Ravi Badri "The road to hell is paved with good intentions". There are two forces intervening in the village: The a) government/market and b) the do-gooders. The government and markets have a single point agenda which is the 'develop' them for GDP growth. the problem is when 'do-gooders' also operate from the same framework. first thing to do is abandon the idea of doing any good to anyone. next is to recognize the deep violence in society and how we are participating in the violence and also deeply impacted by the violence. the village which is the only for of sustainable living is under attack from governments, markets and do-gooders. so our job is to sensitize the people in the vilage of these larger political forces in their own contexts and engage in sangharsh and rachna. nonviolent sttruggle to resist the violent structures and constructive work to create the society we want. both must be bottom-up and they will be bottom up if they emerge from deep dialog with the folks in the villages and if proper understanding of forces impacting their lives is developed.
Aparna Krishnan Agree. As much as we need to strengthen and sensitise the village people, we need to sensitise the urban person. Because the attack is from there - from draining the villages for their needs, to marketing to the villages for their own careers. To destroying the climate and the rains. And for setting the dominant idea of 'development' through every weapon in their arsenal. Starting with the TV.
Ravi Badri we still have numbers on our side as there are more people living in the villages. as Rajaji says, recognize the strength of vilages and turn them into possibilities. the folks in village can walk long distance, eat one meal a day and still walk, sleep, defecate, bathe in the open and live under harsh climatic conditions. they have enormous mental strength. these strength if channelized into a nonviolent force can do wonders.
Preekshit Dhillon Aparna Krishnan Reducing oneself to poverty is no solution to another person's poverty.
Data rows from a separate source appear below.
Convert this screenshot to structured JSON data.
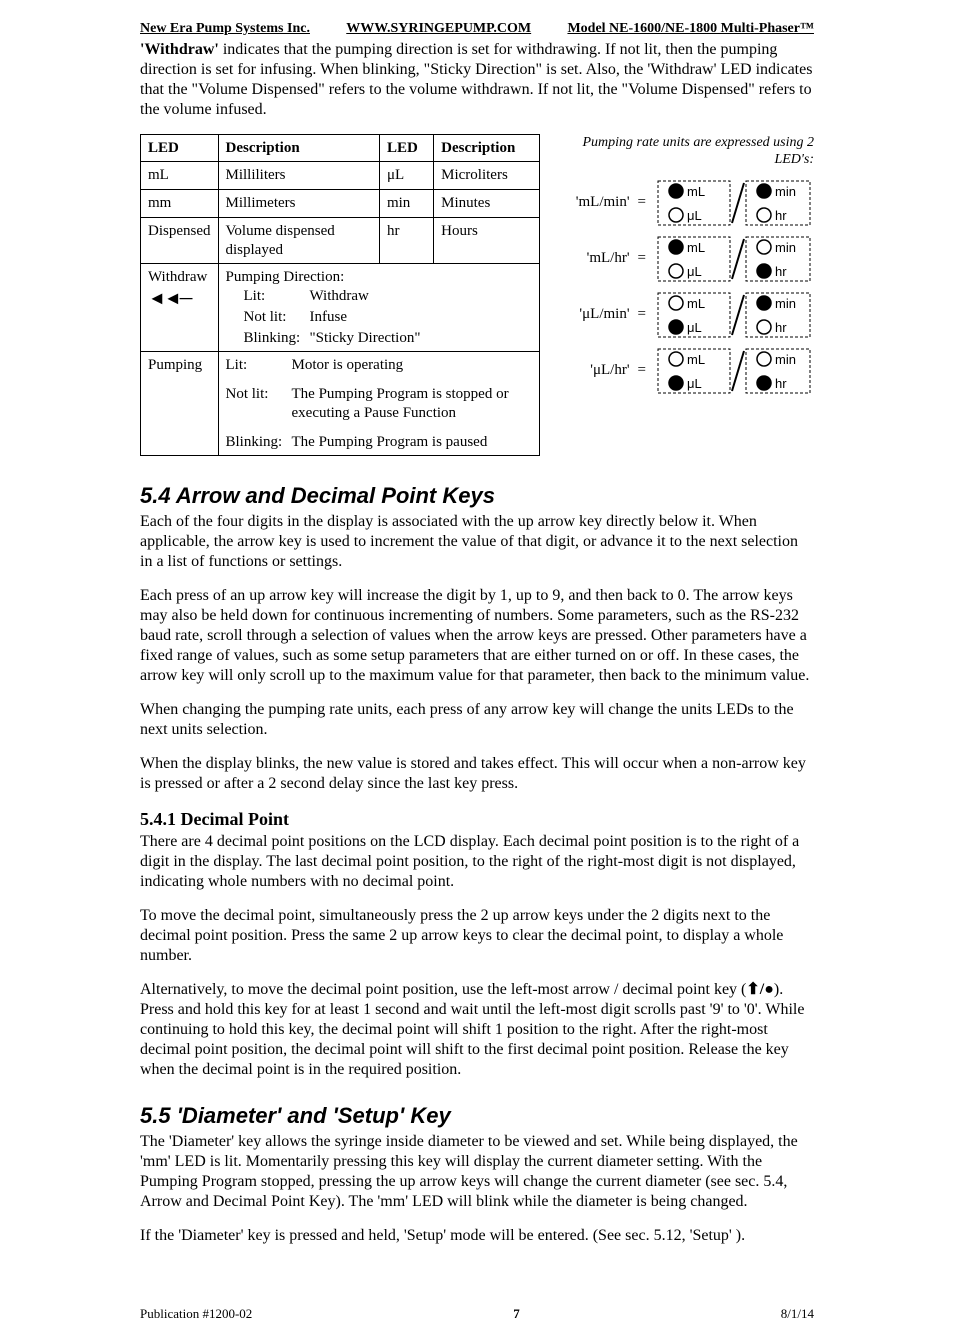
{
  "header": {
    "left": "New Era Pump Systems Inc.",
    "center": "WWW.SYRINGEPUMP.COM",
    "right": "Model NE-1600/NE-1800 Multi-Phaser™"
  },
  "intro": "'Withdraw' indicates that the pumping direction is set for withdrawing.  If not lit, then the pumping direction is set for infusing.  When blinking, \"Sticky Direction\" is set.  Also, the 'Withdraw' LED indicates that the \"Volume Dispensed\" refers to the volume withdrawn.  If not lit, the \"Volume Dispensed\" refers to the volume infused.",
  "intro_lead": "'Withdraw'",
  "intro_rest": " indicates that the pumping direction is set for withdrawing.  If not lit, then the pumping direction is set for infusing.  When blinking, \"Sticky Direction\" is set.  Also, the 'Withdraw' LED indicates that the \"Volume Dispensed\" refers to the volume withdrawn.  If not lit, the \"Volume Dispensed\" refers to the volume infused.",
  "table": {
    "headers": [
      "LED",
      "Description",
      "LED",
      "Description"
    ],
    "rows_simple": [
      [
        "mL",
        "Milliliters",
        "μL",
        "Microliters"
      ],
      [
        "mm",
        "Millimeters",
        "min",
        "Minutes"
      ],
      [
        "Dispensed",
        "Volume dispensed displayed",
        "hr",
        "Hours"
      ]
    ],
    "withdraw": {
      "led": "Withdraw",
      "arrow": "◄◄─",
      "title": "Pumping Direction:",
      "lines": [
        [
          "Lit:",
          "Withdraw"
        ],
        [
          "Not lit:",
          "Infuse"
        ],
        [
          "Blinking:",
          "\"Sticky Direction\""
        ]
      ]
    },
    "pumping": {
      "led": "Pumping",
      "lines": [
        [
          "Lit:",
          "Motor is operating"
        ],
        [
          "Not lit:",
          "The Pumping Program is stopped or executing a Pause Function"
        ],
        [
          "Blinking:",
          "The Pumping Program is paused"
        ]
      ]
    }
  },
  "figure": {
    "caption": "Pumping rate units are expressed using 2 LED's:",
    "rows": [
      {
        "label": "'mL/min'",
        "lit": [
          "mL",
          "min"
        ]
      },
      {
        "label": "'mL/hr'",
        "lit": [
          "mL",
          "hr"
        ]
      },
      {
        "label": "'μL/min'",
        "lit": [
          "μL",
          "min"
        ]
      },
      {
        "label": "'μL/hr'",
        "lit": [
          "μL",
          "hr"
        ]
      }
    ],
    "unit_positions": {
      "mL": "tl",
      "μL": "bl",
      "min": "tr",
      "hr": "br"
    },
    "colors": {
      "lit": "#000000",
      "unlit_stroke": "#000000",
      "unlit_fill": "#ffffff",
      "dash": "3,2",
      "text": "#000000"
    }
  },
  "sec54": {
    "title": "5.4  Arrow and Decimal Point Keys",
    "p1": "Each of the four digits in the display is associated with the up arrow key directly below it.  When applicable, the arrow key is used to increment the value of that digit, or advance it to the next selection in a list of functions or settings.",
    "p2": "Each press of an up arrow key will increase the digit by 1, up to 9, and then back to 0.  The arrow keys may also be held down for continuous incrementing of numbers.  Some parameters, such as the RS-232 baud rate, scroll through a selection of values when the arrow keys are pressed.  Other parameters have a fixed range of values, such as some setup parameters that are either turned on or off. In these cases, the arrow key will only scroll up to the maximum value for that parameter, then back to the minimum value.",
    "p3": "When changing the pumping rate units, each press of any arrow key will change the units LEDs to the next units selection.",
    "p4": "When the display blinks, the new value is stored and takes effect.  This will occur when a non-arrow key is pressed or after a 2 second delay since the last key press."
  },
  "sec541": {
    "title": "5.4.1  Decimal Point",
    "p1": "There are 4 decimal point positions on the LCD display.  Each decimal point position is to the right of a digit in the display.  The last decimal point position, to the right of the right-most digit is not displayed, indicating whole numbers with no decimal point.",
    "p2": "To move the decimal point, simultaneously press the 2 up arrow keys under the 2 digits next to the decimal point position.  Press the same 2 up arrow keys to clear the decimal point, to display a whole number.",
    "p3a": "Alternatively, to move the decimal point position, use the left-most arrow / decimal point key (",
    "p3b": ").  Press and hold this key for at least 1 second and wait until the left-most digit scrolls past '9' to '0'.  While continuing to hold this key, the decimal point will shift 1 position to the right.  After the right-most decimal point position, the decimal point will shift to the first decimal point position.  Release the key when the decimal point is in the required position.",
    "key_glyph": "⬆/●"
  },
  "sec55": {
    "title": "5.5  'Diameter' and 'Setup' Key",
    "p1": "The 'Diameter' key allows the syringe inside diameter to be viewed and set.  While being displayed, the 'mm' LED is lit.  Momentarily pressing this key will display the current diameter setting.  With the Pumping Program stopped, pressing the up arrow keys will change the current diameter (see sec. 5.4, Arrow and Decimal Point Key).  The 'mm' LED will blink while the diameter is being changed.",
    "p2": "If the 'Diameter' key is pressed and held, 'Setup' mode will be entered. (See sec. 5.12, 'Setup' )."
  },
  "footer": {
    "left": "Publication #1200-02",
    "page": "7",
    "right": "8/1/14"
  }
}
Pardon the directness.
Aparna Krishnan 'There is enough for everyone's need but not enough for everyone's greed'. We are living in the greed zone, I also apologie for the directness.
Aparna Krishnan And there is a logic for integratng with the people we wish to understand and work with - as far as courage and integrity permits.
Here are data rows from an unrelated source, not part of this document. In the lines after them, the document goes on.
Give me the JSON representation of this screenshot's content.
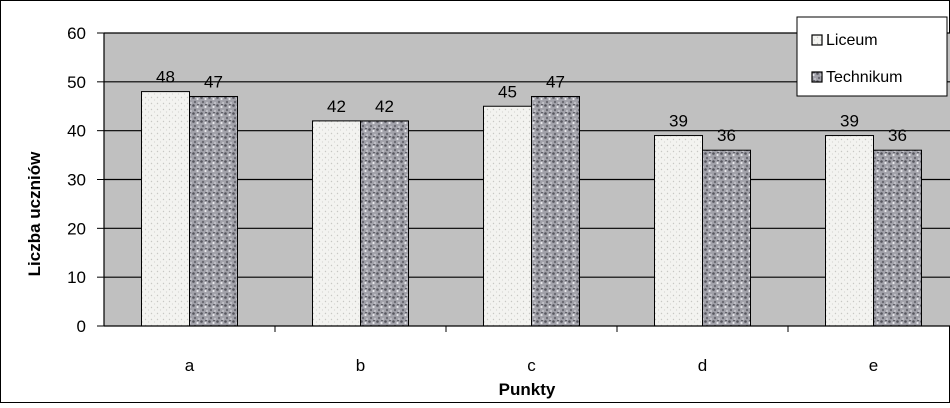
{
  "chart_data": {
    "type": "bar",
    "xlabel": "Punkty",
    "ylabel": "Liczba uczniów",
    "categories": [
      "a",
      "b",
      "c",
      "d",
      "e"
    ],
    "series": [
      {
        "name": "Liceum",
        "values": [
          48,
          42,
          45,
          39,
          39
        ],
        "pattern": "light-dotted"
      },
      {
        "name": "Technikum",
        "values": [
          47,
          42,
          47,
          36,
          36
        ],
        "pattern": "dark-speckled"
      }
    ],
    "ylim": [
      0,
      60
    ],
    "yticks": [
      "0",
      "10",
      "20",
      "30",
      "40",
      "50",
      "60"
    ],
    "grid": true,
    "legend_position": "top-right",
    "colors": {
      "plot_background": "#c0c0c0",
      "liceum_fill": "#f2f2ef",
      "technikum_fill": "#8c8c94",
      "gridline": "#000000",
      "border": "#000000"
    }
  }
}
Aparna Krishnan When one goes to a far superior culture, impoversished by us, and tries to 'help them' ! One faces many dilemas
Ravi Badri there is no dilemma aparna when we realize that the struggle is just as much ours as it is theirs, we are only alies in the struggle and as allies we have specific responsibilities, not all the responsibilities. secondly when we realize the manufacture of desire that is taking place and that real freedom is in freedom from these manufactured desire, then all our accumulations will start to feel like a burden. we will not be adopting poverty but we naturally start wanting less and less. the next thing is how sure are we about our agenda ? are we willing to put everything at stake for what we believe in ? if we examine our own lives, we find many instances where there are contradictions. resolving these takes time as it takes time to develop courage and conviction.
Aparna Krishnan Yes, one desires less, and anyway those things never interested ( expensive clothes, or eating out, or anything), so it was no great 'giving up'. But these is that worry about the future that makes all mankind one - and that makes us hold on when we should give away. To that extent one stays compromised. Yes, moral evolution is a process, and meantime one carries the cross of contradictions.That is one part.
Aparna Krishnan The other part is that as we get closer to their living style only do we understand more and more and are able to act more and more meaningfully. And therefore also the necessity.